Der Hafen von Piräus

Der Hafen von Piräus

 

15.Juli 2012 - Die Reichen von Griechenland

Aus dem Holländischen von Gabriele Podzierski 

 

Tourismus und Schifffahrt sind die beiden Haupteinnahmequellen Griechenlands, wobei das Tourismusgeschäft noch relativ neu und offenkundig ist, während es die Schifffahrt schon seit Jahrtausenden gibt und sich der wirtschaftliche Gewinn heutzutage für das Land recht undurchsichtig darstellt, denn es lässt sich kaum ausmachen, wie viele von den Booten, die man übers Meer gleiten und am Horizont verschwinden sieht, einer griechischen Reederei zugeordnet werden können.

 

Die Geschichte der griechischen Seefahrt begann schon lange bevor Aristoteles Onassis aus Smyrna floh und in Griechenland den Grundstein für seinen Reichtum legte.
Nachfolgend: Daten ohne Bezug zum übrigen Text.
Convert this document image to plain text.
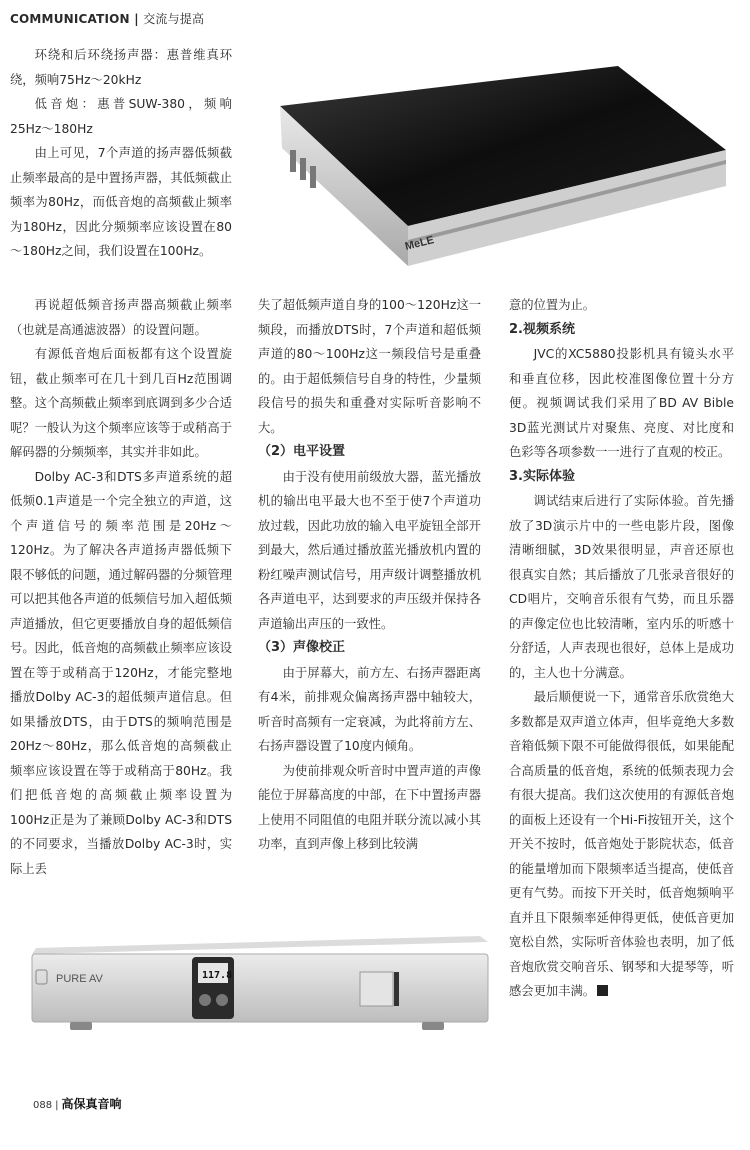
COMMUNICATION | 交流与提高

环绕和后环绕扬声器：惠普维真环绕，频响75Hz～20kHz

低音炮：惠普SUW-380，频响25Hz～180Hz

由上可见，7个声道的扬声器低频截止频率最高的是中置扬声器，其低频截止频率为80Hz，而低音炮的高频截止频率为180Hz，因此分频频率应该设置在80～180Hz之间，我们设置在100Hz。	MeLE

再说超低频音扬声器高频截止频率（也就是高通滤波器）的设置问题。

有源低音炮后面板都有这个设置旋钮，截止频率可在几十到几百Hz范围调整。这个高频截止频率到底调到多少合适呢？一般认为这个频率应该等于或稍高于解码器的分频频率，其实并非如此。

Dolby AC-3和DTS多声道系统的超低频0.1声道是一个完全独立的声道，这个声道信号的频率范围是20Hz～120Hz。为了解决各声道扬声器低频下限不够低的问题，通过解码器的分频管理可以把其他各声道的低频信号加入超低频声道播放，但它更要播放自身的超低频信号。因此，低音炮的高频截止频率应该设置在等于或稍高于120Hz，才能完整地播放Dolby AC-3的超低频声道信息。但如果播放DTS，由于DTS的频响范围是20Hz～80Hz，那么低音炮的高频截止频率应该设置在等于或稍高于80Hz。我们把低音炮的高频截止频率设置为100Hz正是为了兼顾Dolby AC-3和DTS的不同要求，当播放Dolby AC-3时，实际上丢

失了超低频声道自身的100～120Hz这一频段，而播放DTS时，7个声道和超低频声道的80～100Hz这一频段信号是重叠的。由于超低频信号自身的特性，少量频段信号的损失和重叠对实际听音影响不大。

（2）电平设置

由于没有使用前级放大器，蓝光播放机的输出电平最大也不至于使7个声道功放过载，因此功放的输入电平旋钮全部开到最大，然后通过播放蓝光播放机内置的粉红噪声测试信号，用声级计调整播放机各声道电平，达到要求的声压级并保持各声道输出声压的一致性。

（3）声像校正

由于屏幕大，前方左、右扬声器距离有4米，前排观众偏离扬声器中轴较大，听音时高频有一定衰减，为此将前方左、右扬声器设置了10度内倾角。

为使前排观众听音时中置声道的声像能位于屏幕高度的中部，在下中置扬声器上使用不同阻值的电阻并联分流以减小其功率，直到声像上移到比较满

意的位置为止。

2.视频系统

JVC的XC5880投影机具有镜头水平和垂直位移，因此校准图像位置十分方便。视频调试我们采用了BD AV Bible 3D蓝光测试片对聚焦、亮度、对比度和色彩等各项参数一一进行了直观的校正。

3.实际体验

调试结束后进行了实际体验。首先播放了3D演示片中的一些电影片段，图像清晰细腻，3D效果很明显，声音还原也很真实自然；其后播放了几张录音很好的CD唱片，交响音乐很有气势，而且乐器的声像定位也比较清晰，室内乐的听感十分舒适，人声表现也很好，总体上是成功的，主人也十分满意。

最后顺便说一下，通常音乐欣赏绝大多数都是双声道立体声，但毕竟绝大多数音箱低频下限不可能做得很低，如果能配合高质量的低音炮，系统的低频表现力会有很大提高。我们这次使用的有源低音炮的面板上还设有一个Hi-Fi按钮开关，这个开关不按时，低音炮处于影院状态，低音的能量增加而下限频率适当提高，使低音更有气势。而按下开关时，低音炮频响平直并且下限频率延伸得更低，使低音更加宽松自然，实际听音体验也表明，加了低音炮欣赏交响音乐、钢琴和大提琴等，听感会更加丰满。

PURE AV	117.8
088 | 高保真音响
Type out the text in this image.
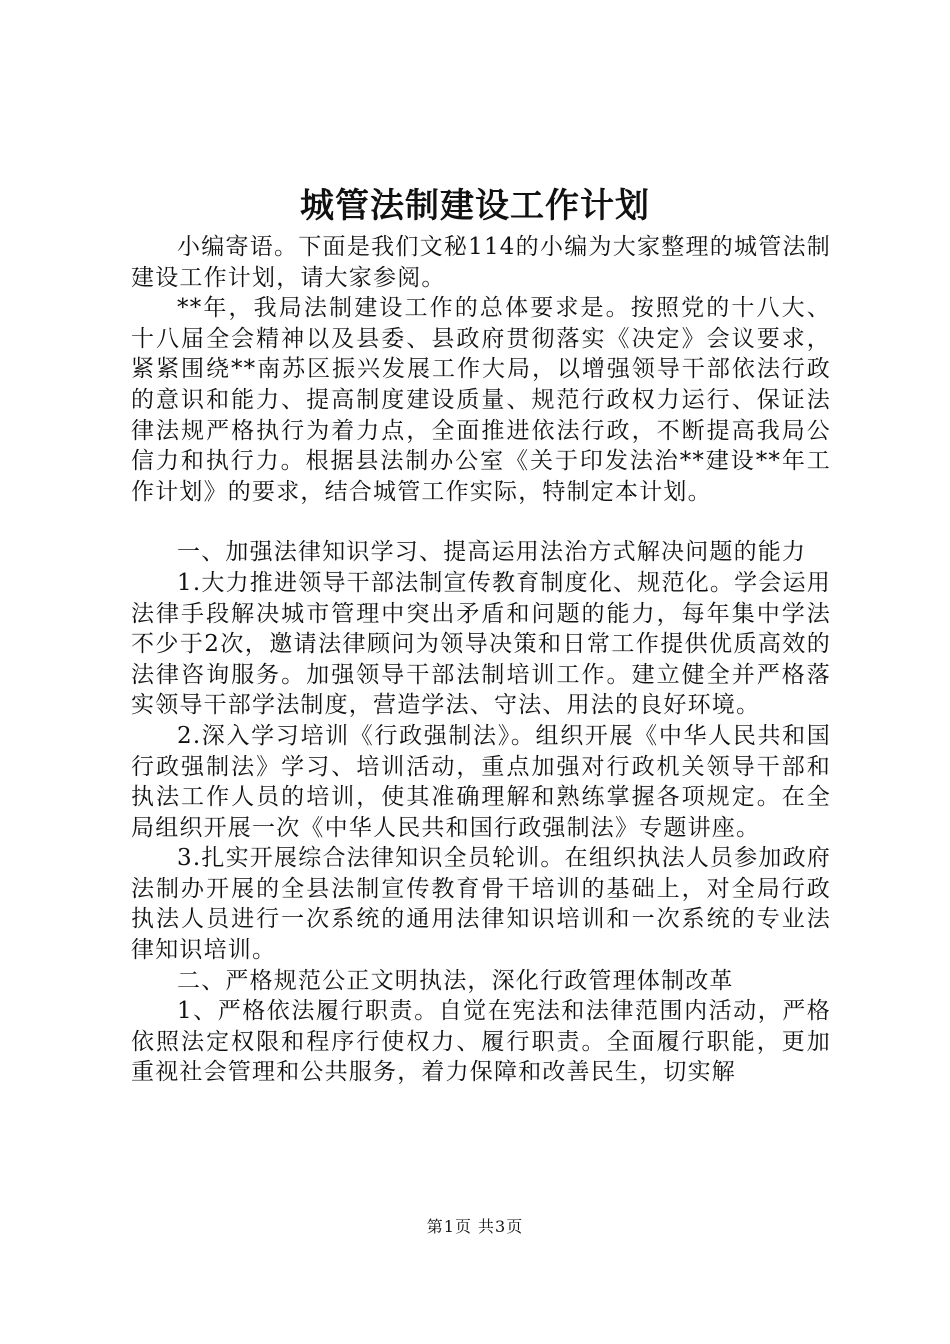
城管法制建设工作计划

小编寄语。下面是我们文秘114的小编为大家整理的城管法制建设工作计划，请大家参阅。

**年，我局法制建设工作的总体要求是。按照党的十八大、十八届全会精神以及县委、县政府贯彻落实《决定》会议要求，紧紧围绕**南苏区振兴发展工作大局，以增强领导干部依法行政的意识和能力、提高制度建设质量、规范行政权力运行、保证法律法规严格执行为着力点，全面推进依法行政，不断提高我局公信力和执行力。根据县法制办公室《关于印发法治**建设**年工作计划》的要求，结合城管工作实际，特制定本计划。

一、加强法律知识学习、提高运用法治方式解决问题的能力

1.大力推进领导干部法制宣传教育制度化、规范化。学会运用法律手段解决城市管理中突出矛盾和问题的能力，每年集中学法不少于2次，邀请法律顾问为领导决策和日常工作提供优质高效的法律咨询服务。加强领导干部法制培训工作。建立健全并严格落实领导干部学法制度，营造学法、守法、用法的良好环境。

2.深入学习培训《行政强制法》。组织开展《中华人民共和国行政强制法》学习、培训活动，重点加强对行政机关领导干部和执法工作人员的培训，使其准确理解和熟练掌握各项规定。在全局组织开展一次《中华人民共和国行政强制法》专题讲座。

3.扎实开展综合法律知识全员轮训。在组织执法人员参加政府法制办开展的全县法制宣传教育骨干培训的基础上，对全局行政执法人员进行一次系统的通用法律知识培训和一次系统的专业法律知识培训。

二、严格规范公正文明执法，深化行政管理体制改革

1、严格依法履行职责。自觉在宪法和法律范围内活动，严格依照法定权限和程序行使权力、履行职责。全面履行职能，更加重视社会管理和公共服务，着力保障和改善民生，切实解

第1页 共3页
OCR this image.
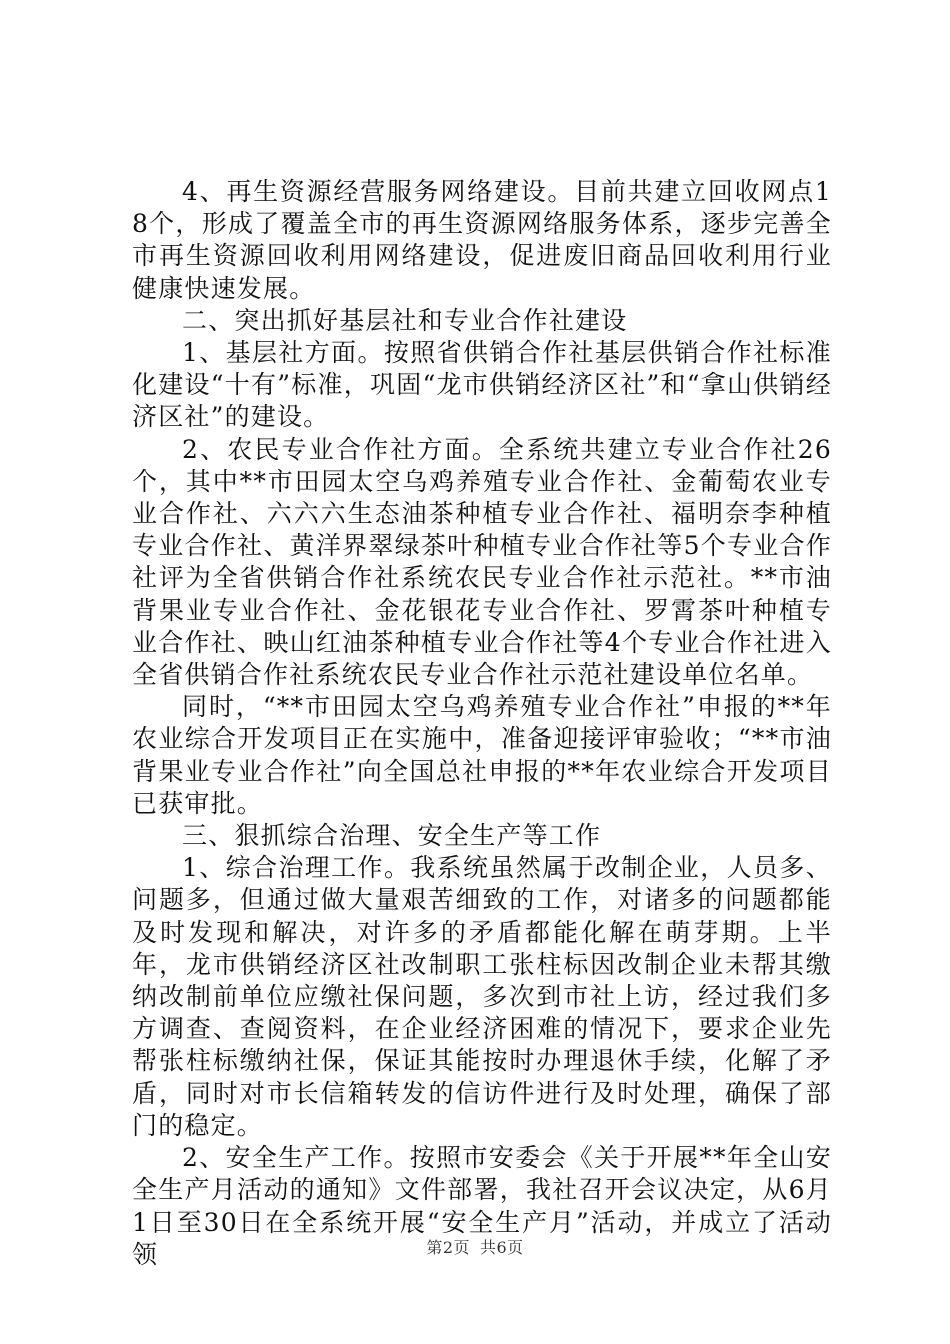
4、再生资源经营服务网络建设。目前共建立回收网点18个，形成了覆盖全市的再生资源网络服务体系，逐步完善全市再生资源回收利用网络建设，促进废旧商品回收利用行业健康快速发展。

二、突出抓好基层社和专业合作社建设

1、基层社方面。按照省供销合作社基层供销合作社标准化建设“十有”标准，巩固“龙市供销经济区社”和“拿山供销经济区社”的建设。

2、农民专业合作社方面。全系统共建立专业合作社26个，其中**市田园太空乌鸡养殖专业合作社、金葡萄农业专业合作社、六六六生态油茶种植专业合作社、福明奈李种植专业合作社、黄洋界翠绿茶叶种植专业合作社等5个专业合作社评为全省供销合作社系统农民专业合作社示范社。**市油背果业专业合作社、金花银花专业合作社、罗霄茶叶种植专业合作社、映山红油茶种植专业合作社等4个专业合作社进入全省供销合作社系统农民专业合作社示范社建设单位名单。

同时，“**市田园太空乌鸡养殖专业合作社”申报的**年农业综合开发项目正在实施中，准备迎接评审验收；“**市油背果业专业合作社”向全国总社申报的**年农业综合开发项目已获审批。

三、狠抓综合治理、安全生产等工作

1、综合治理工作。我系统虽然属于改制企业，人员多、问题多，但通过做大量艰苦细致的工作，对诸多的问题都能及时发现和解决，对许多的矛盾都能化解在萌芽期。上半年，龙市供销经济区社改制职工张柱标因改制企业未帮其缴纳改制前单位应缴社保问题，多次到市社上访，经过我们多方调查、查阅资料，在企业经济困难的情况下，要求企业先帮张柱标缴纳社保，保证其能按时办理退休手续，化解了矛盾，同时对市长信箱转发的信访件进行及时处理，确保了部门的稳定。

2、安全生产工作。按照市安委会《关于开展**年全山安全生产月活动的通知》文件部署，我社召开会议决定，从6月1日至30日在全系统开展“安全生产月”活动，并成立了活动领	第2页 共6页
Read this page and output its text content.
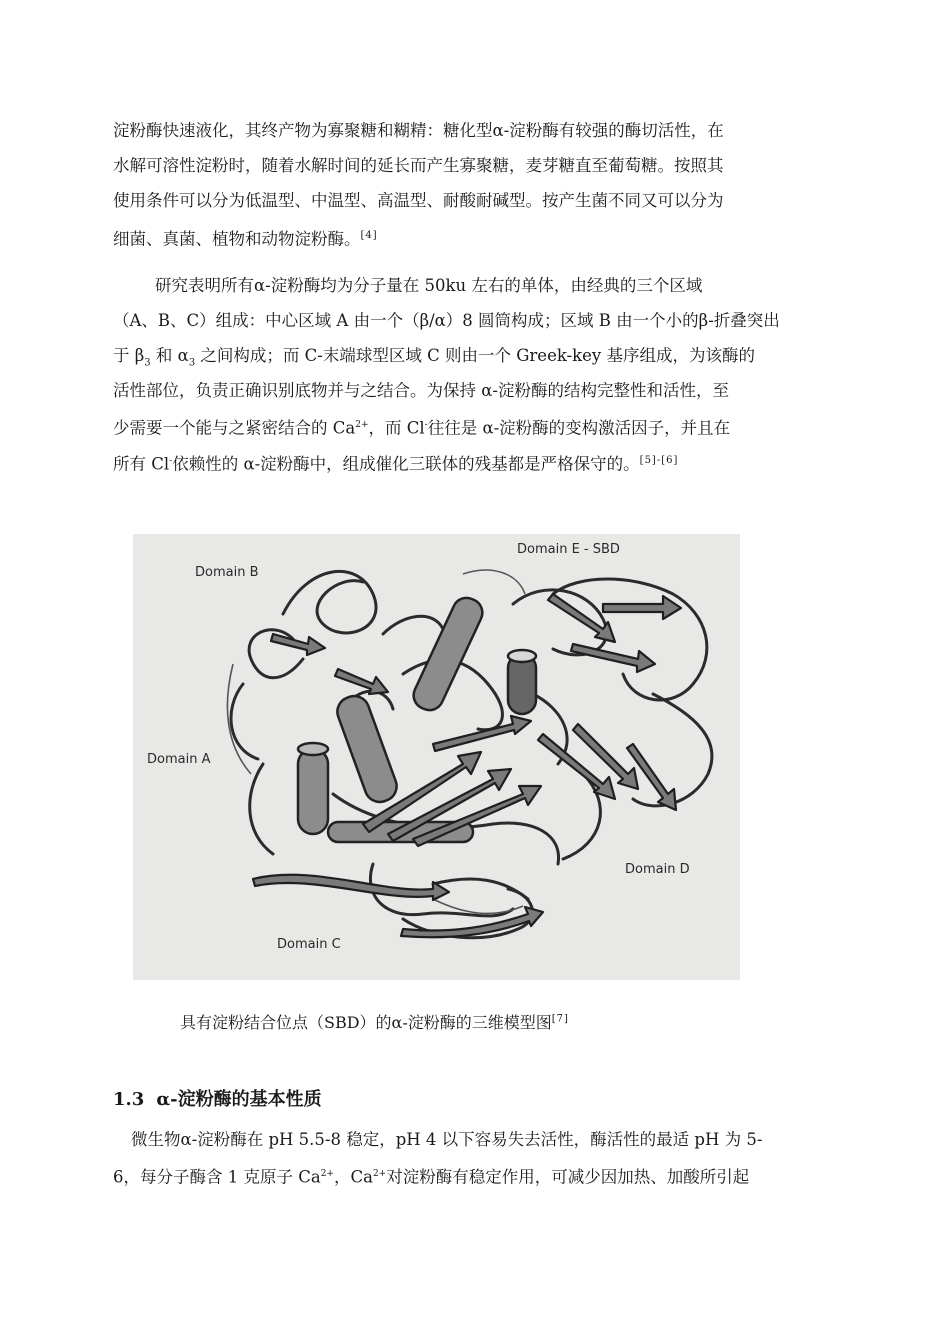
淀粉酶快速液化，其终产物为寡聚糖和糊精：糖化型α-淀粉酶有较强的酶切活性，在
水解可溶性淀粉时，随着水解时间的延长而产生寡聚糖，麦芽糖直至葡萄糖。按照其
使用条件可以分为低温型、中温型、高温型、耐酸耐碱型。按产生菌不同又可以分为
细菌、真菌、植物和动物淀粉酶。[4]

研究表明所有α-淀粉酶均为分子量在 50ku 左右的单体，由经典的三个区域
（A、B、C）组成：中心区域 A 由一个（β/α）8 圆筒构成；区域 B 由一个小的β-折叠突出
于 $\beta_3$ 和 $\alpha_3$ 之间构成；而 C-末端球型区域 C 则由一个 Greek-key 基序组成，为该酶的
活性部位，负责正确识别底物并与之结合。为保持 α-淀粉酶的结构完整性和活性，至
少需要一个能与之紧密结合的 $Ca^{2+}$，而 Cl-往往是 α-淀粉酶的变构激活因子，并且在
所有 Cl-依赖性的 α-淀粉酶中，组成催化三联体的残基都是严格保守的。[5]-[6]

Domain B
Domain E - SBD
Domain A
Domain D
Domain C
具有淀粉结合位点（SBD）的α-淀粉酶的三维模型图[7]
1.3 α-淀粉酶的基本性质

微生物α-淀粉酶在 pH 5.5-8 稳定，pH 4 以下容易失去活性，酶活性的最适 pH 为 5-
6，每分子酶含 1 克原子 $Ca^{2+}$，$Ca^{2+}$对淀粉酶有稳定作用，可减少因加热、加酸所引起
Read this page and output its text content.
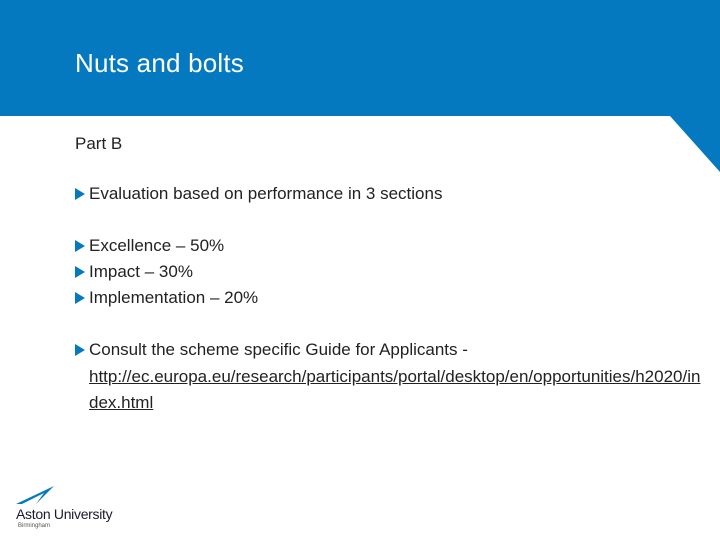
Nuts and bolts
Part B
Evaluation based on performance in 3 sections
Excellence – 50%
Impact – 30%
Implementation – 20%
Consult the scheme specific Guide for Applicants -
http://ec.europa.eu/research/participants/portal/desktop/en/opportunities/h2020/index.html
Aston University
Birmingham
Bereits Jahrhunderte vor der Geburt Christi, segelten Griechen über die Weltmeere, um Handelsgüter zu transportieren, neue Länder zu entdecken und Kriege zu führen. Man stelle sich nur mal vor, dass Troja von nicht weniger als 1.186 Schiffen belagert wurde, von denen Agamemnon von Mykene 300 anführte und die Inseln 80 stellten.

 

Mit Anbruch der Dorischen Zeit, bauten verschiedene Städte und Inseln, z.B. Chios und Samos, ihre eigene Handelsflotte auf  und schickten Schiffe nach Zypern, Syrien und selbst nach Russland ans Schwarze Meer.

 

Offensichtlich hatten die Römer kein solches See-Standbein, denn eroberten sie einst auch die halbe Welt, so überließen sie das maritime Treiben doch den Griechen, die nicht nur Waren transportierten, sondern auch Soldaten, Handelsleute und schließlich auch die ersten Touristen, zu deren Zielen auch Lesvos zählte, um Entspannung und Kultur zu finden.

 

Die erste Schifffahrtsbank wurde im Jahre 803 von dem byzantinischen Kaiser Nikiforos gegründet. Nun konnten die Reeder sich Geld leihen, aber der sich davon versprochene Erfolg blieb aus, denn die Griechen verloren immer mehr ihren Seehandel an italienische Stadtstaaten, wie Genua und Venedig. Erst im 16. Jahrhundert, als sich das Osmanische Reich wie ein Tintenklecks über ganz Europa ausbreitete, kehrte das Glück wieder zu den Griechen zurück, denn, wie die Römer, fühlten sich die Türken nicht wirklich daheim auf dem Meer und überließen dieses getrost dem griechischen Seefahrervolk. Die Griechen konnten immer mehr Profit aus diesem Geschäft schlagen, und auch die Privilegien blieben nicht aus, und alsbald waren sie unter dem Schutz des Osmanischen Reiches wieder die Herren des europäischen Seehandels. Tja, und es waren gerade die „freien“ Seefahrer, die ihren Landsmännern Mut machten, sich von dem Joch der Osmanen zu befreien.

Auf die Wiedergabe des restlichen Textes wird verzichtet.